Hargreaves Lansdown analyst Laith Khalaf has been looking into some of the financial markets' winners and losers since the Brexit referendum last June.
He says: "The main effects of the Brexit vote so far have been on UK interest rate policy and the pound, which have led to very contrasting fortunes for cash savers and stock market investors."
Since the referendum, interest rates and inflation have headed in opposite directions, putting even more of a squeeze on cash savers. "By contrast the UK stock market has prospered, thanks in large part to the weakening of sterling," he says.
Cash ISA rates have halved since the June vote, and there is £13bn more in cash accounts paying no interest, he says.
In contrast, the UK stock market is up 17.8%. The international focussed FTSE100 is up 19.1%; the more UK focussed FTSE 250 is up 11.3%; and the even more domestically focussed FTSE Small Cap beat them both, rising 19.6%.
"The main reason is small caps sold off to a much lesser extent than midcaps in the immediate aftermath of the referendum, but subsequently bounced back more than large caps," says Khalaf.
House of Commons
This is a great day for our country, says Conservative Mark Francois.
He adds that it is in Britain's DNA to be a free trade, outward looking nation.
The prime minister agrees that the UK's outward looking spirit "will stand us in good stead".
Analyst Amir Anvarzadeh, who's been covering Toshiba for 27 years and heads the Japan Equity Research desk for BGC in Singapore, had this to say about the bankruptcy news this morning:
"We aborted our second stab at shorting Toshiba, sensing that recent concerns expressed by US State Department officials have jolted the Japanese government to open up its safety net and guarantee Toshiba's obligations to see this restructuring through.

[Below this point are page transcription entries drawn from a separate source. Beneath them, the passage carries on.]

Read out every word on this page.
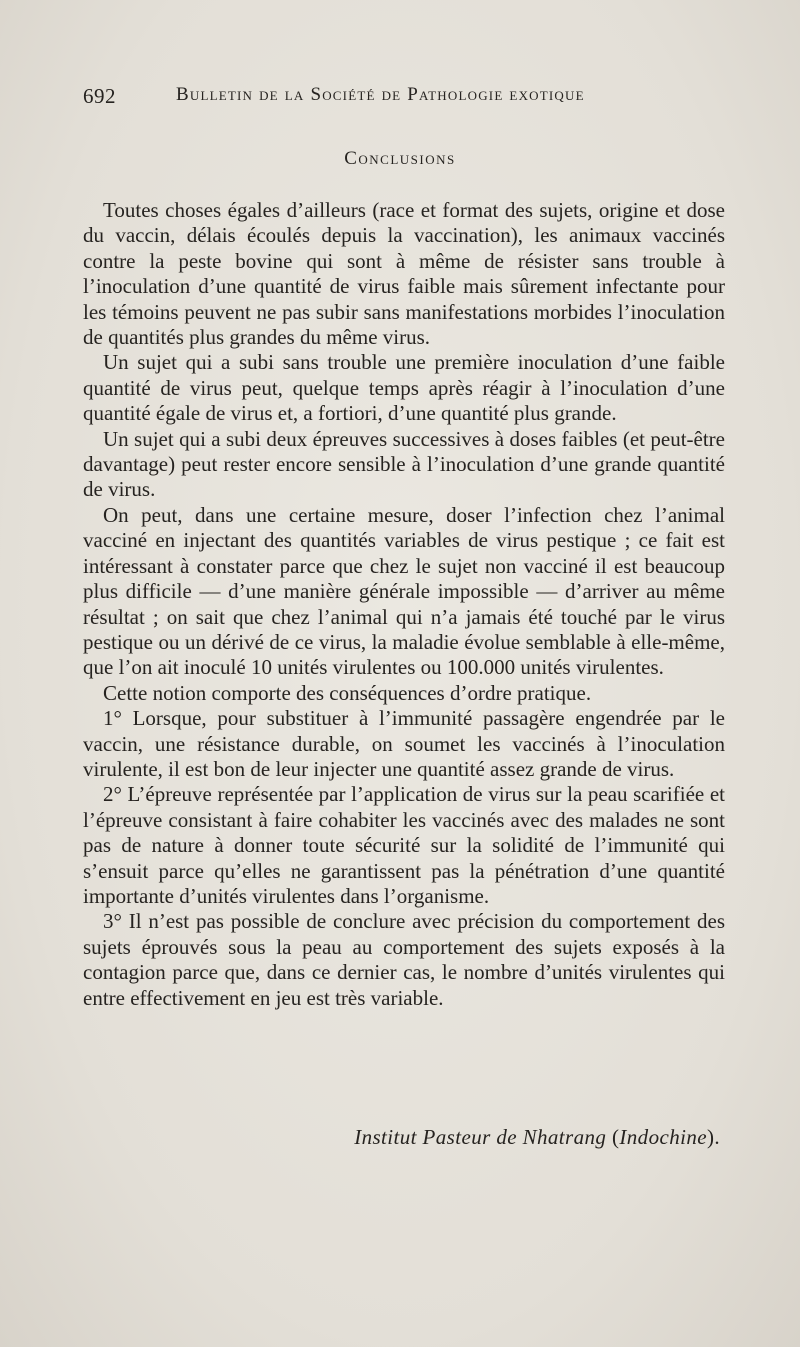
692	Bulletin de la Société de Pathologie exotique
Conclusions

Toutes choses égales d’ailleurs (race et format des sujets, origine et dose du vaccin, délais écoulés depuis la vaccination), les animaux vaccinés contre la peste bovine qui sont à même de résister sans trouble à l’inoculation d’une quantité de virus faible mais sûrement infectante pour les témoins peuvent ne pas subir sans manifestations morbides l’inoculation de quantités plus grandes du même virus.

Un sujet qui a subi sans trouble une première inoculation d’une faible quantité de virus peut, quelque temps après réagir à l’inoculation d’une quantité égale de virus et, a fortiori, d’une quantité plus grande.

Un sujet qui a subi deux épreuves successives à doses faibles (et peut-être davantage) peut rester encore sensible à l’inoculation d’une grande quantité de virus.

On peut, dans une certaine mesure, doser l’infection chez l’animal vacciné en injectant des quantités variables de virus pestique ; ce fait est intéressant à constater parce que chez le sujet non vacciné il est beaucoup plus difficile — d’une manière générale impossible — d’arriver au même résultat ; on sait que chez l’animal qui n’a jamais été touché par le virus pestique ou un dérivé de ce virus, la maladie évolue semblable à elle-même, que l’on ait inoculé 10 unités virulentes ou 100.000 unités virulentes.

Cette notion comporte des conséquences d’ordre pratique.

1° Lorsque, pour substituer à l’immunité passagère engendrée par le vaccin, une résistance durable, on soumet les vaccinés à l’inoculation virulente, il est bon de leur injecter une quantité assez grande de virus.

2° L’épreuve représentée par l’application de virus sur la peau scarifiée et l’épreuve consistant à faire cohabiter les vaccinés avec des malades ne sont pas de nature à donner toute sécurité sur la solidité de l’immunité qui s’ensuit parce qu’elles ne garantissent pas la pénétration d’une quantité importante d’unités virulentes dans l’organisme.

3° Il n’est pas possible de conclure avec précision du comportement des sujets éprouvés sous la peau au comportement des sujets exposés à la contagion parce que, dans ce dernier cas, le nombre d’unités virulentes qui entre effectivement en jeu est très variable.

Institut Pasteur de Nhatrang (Indochine).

"We never thought Toshiba will be allowed to go bust given the sheer size of its workforce, not to mention, its importance in the nuclear industry which Abe's government has been trying to prop up. However, the question is whether the rest of the business will be big enough to service its debt and what kind of sales multiple the rest of the business deserves."
Chemicals company Accsys Technologies has secured a financing deal to invest in an all-new plant near Hull and the expansion of a facility in the Netherlands.

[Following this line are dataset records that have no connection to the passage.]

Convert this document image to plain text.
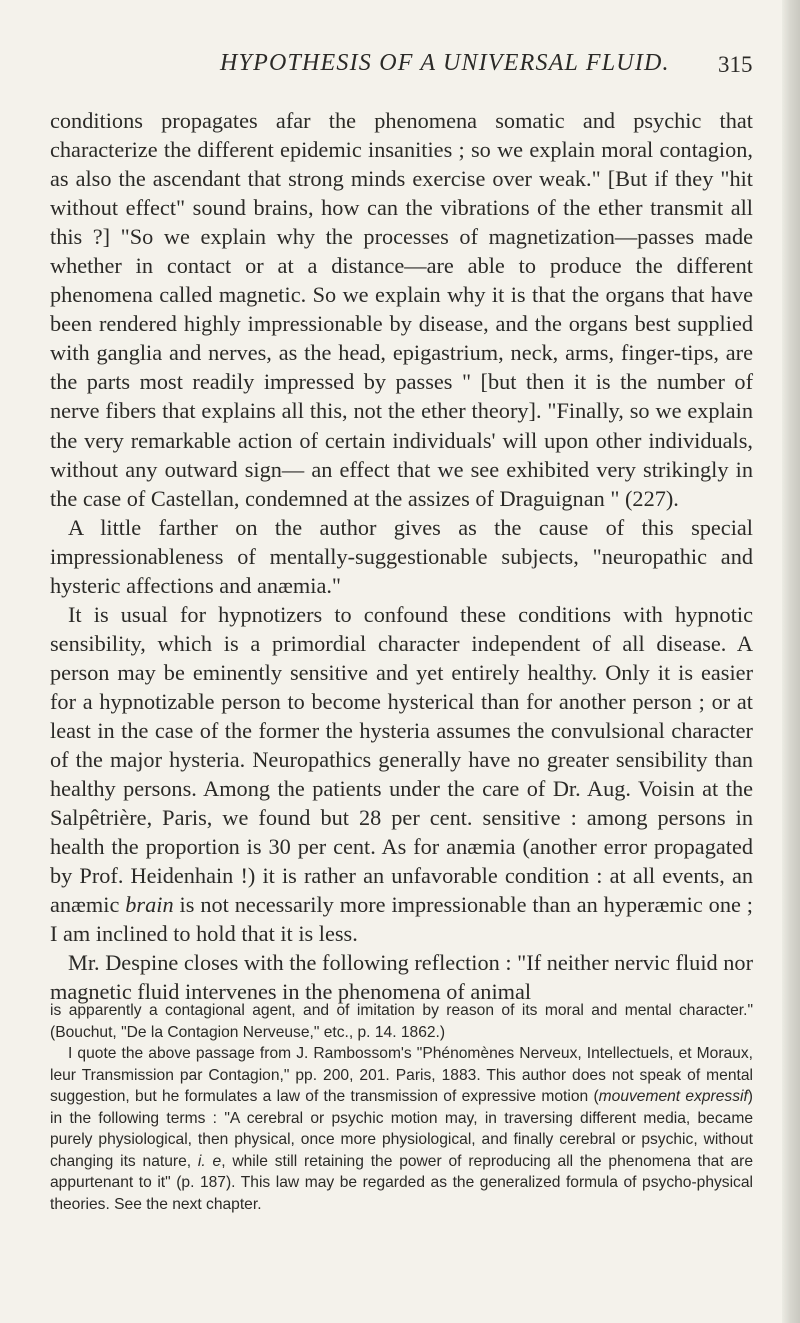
HYPOTHESIS OF A UNIVERSAL FLUID. 315

conditions propagates afar the phenomena somatic and psychic that characterize the different epidemic insanities ; so we explain moral contagion, as also the ascendant that strong minds exercise over weak." [But if they "hit without effect" sound brains, how can the vibrations of the ether transmit all this ?] "So we explain why the processes of magnetization—passes made whether in contact or at a distance—are able to produce the different phenomena called magnetic. So we explain why it is that the organs that have been rendered highly impressionable by disease, and the organs best supplied with ganglia and nerves, as the head, epigastrium, neck, arms, finger-tips, are the parts most readily impressed by passes " [but then it is the number of nerve fibers that explains all this, not the ether theory]. "Finally, so we explain the very remarkable action of certain individuals' will upon other individuals, without any outward sign— an effect that we see exhibited very strikingly in the case of Castellan, condemned at the assizes of Draguignan " (227).

A little farther on the author gives as the cause of this special impressionableness of mentally-suggestionable subjects, "neuropathic and hysteric affections and anæmia."

It is usual for hypnotizers to confound these conditions with hypnotic sensibility, which is a primordial character independent of all disease. A person may be eminently sensitive and yet entirely healthy. Only it is easier for a hypnotizable person to become hysterical than for another person ; or at least in the case of the former the hysteria assumes the convulsional character of the major hysteria. Neuropathics generally have no greater sensibility than healthy persons. Among the patients under the care of Dr. Aug. Voisin at the Salpêtrière, Paris, we found but 28 per cent. sensitive : among persons in health the proportion is 30 per cent. As for anæmia (another error propagated by Prof. Heidenhain !) it is rather an unfavorable condition : at all events, an anæmic brain is not necessarily more impressionable than an hyperæmic one ; I am inclined to hold that it is less.

Mr. Despine closes with the following reflection : "If neither nervic fluid nor magnetic fluid intervenes in the phenomena of animal

is apparently a contagional agent, and of imitation by reason of its moral and mental character." (Bouchut, "De la Contagion Nerveuse," etc., p. 14. 1862.)

I quote the above passage from J. Rambossom's "Phénomènes Nerveux, Intellectuels, et Moraux, leur Transmission par Contagion," pp. 200, 201. Paris, 1883. This author does not speak of mental suggestion, but he formulates a law of the transmission of expressive motion (mouvement expressif) in the following terms : "A cerebral or psychic motion may, in traversing different media, became purely physiological, then physical, once more physiological, and finally cerebral or psychic, without changing its nature, i. e, while still retaining the power of reproducing all the phenomena that are appurtenant to it" (p. 187). This law may be regarded as the generalized formula of psycho-physical theories. See the next chapter.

The AIM-listed company called the €82m (£71m) raised a "transformational" deal.
The money will fully fund the construction of a new plant at Saltend Chemical Park, and the expansion of its factory (above) in Arnhem.
Jim Farley, Ford's chief executive for Europe, the Middle East and Africa, has called for "an ambitious Brexit deal that maintains strong EU and UK economies".
"Any deal must include securing tariff-free trade with the wider Customs Union and not just the EU27, whilst retaining access to the best talent and resources," Mr Farley said.
"Given the short timeframe for negotiations, it also is critical that a transitional period is put in place to ensure that customers are not penalized and to maintain free trade."
Companies want early wins to set the right tone for trade, says Josh Hardie, deputy director-general at business lobby group the CBI.
“Business has three suggestions to help set a constructive tone for the talks.
“Firstly, we want to see certainty for EU workers here and UK citizens overseas.
“Secondly, discussing new trading arrangements should go hand-in-hand with negotiating the UK’s exit from the EU.
“And we need both sides to commit to interim arrangements if a deal is not possible inside two years.
“Above all, UK companies need to know as soon as possible about the UK’s future trading relationships. That’s why the next six months are crucial."
The FTSE 100 is trading 25.58 points down at 7,317.84 following the
The pound is flat against the dollar at $1.245.
Dieter Kempf, president of the Federation of German Industries (BDI), calls for the "maximum damage limitation" following the British application for withdrawal from the European Union:
"The extent of the damage limitation is largely the responsibility of the British government," said the BDI president on Wednesday in Berlin.
"It is extremely difficult to avert negative effects, particularly for UK companies.
"For the policy in Brussels and Berlin, there can be only one motto: to keep and strengthen Europe," Kempf said.